Essa história toda me remete ao bordado. Uma vez um amigo pediu que eu o ensinasse a bordar. Assim o fiz: comprei linhas, agulhas, tecido e bastidor e passei a dar a ele lições básicas. Como dar o primeiro ponto, como bordar linhas retas, linhas curvas, ponto-atrás, ponto cheio, como arrematar. E lição principal: o bordado bem feito tem seu lado direito e avesso perfeitos. A trama vista pela frente deve se refletir em seu avesso. Nada de linhas trançando em zigue-zague, se emaranhando e dando voltas. Direito e avesso em alinhamento.
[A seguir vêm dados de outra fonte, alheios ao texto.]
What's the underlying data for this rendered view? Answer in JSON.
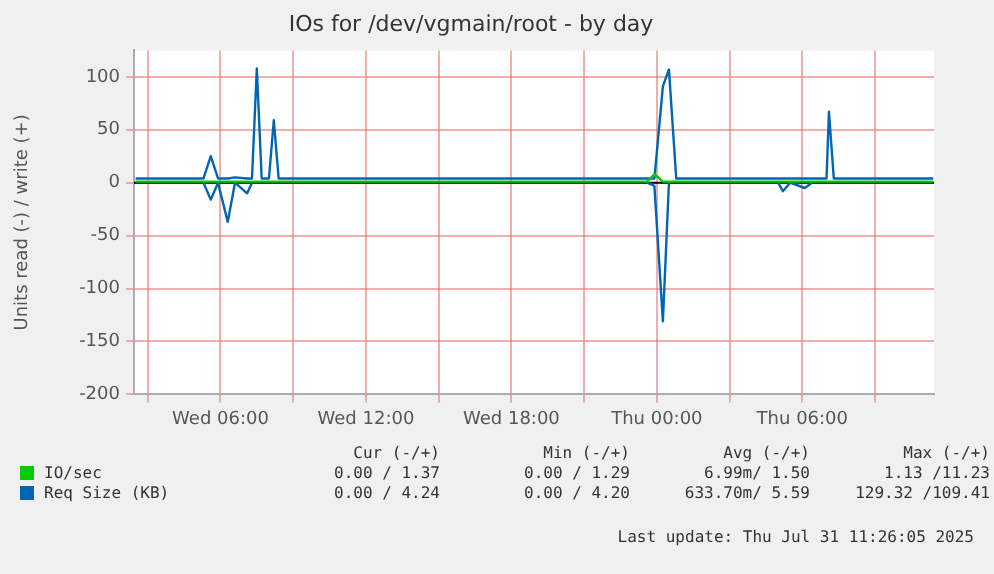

O bordado é uma trama que se faz por cima de outra trama. O tecido com suas linhas entrelaçadas oferecendo suporte para um novo desenho. Se por um lado o tecido tem sua forma dada, o bordado é construído pelas nossas mãos. Por vezes nos falta criatividade, por vezes nos falta a técnica.
Em determinado momento fui mostrar o avesso de um bordado ao meu aprendiz. Era um quadro com arabescos em volta e no centro uma frase. O arabesco estava ótimo no direito e no avesso. Mas a frase... estava em total desalinho. O que falei para justificar marcou a nós dois: - As palavras são as mais difíceis. No bordado e na vida.”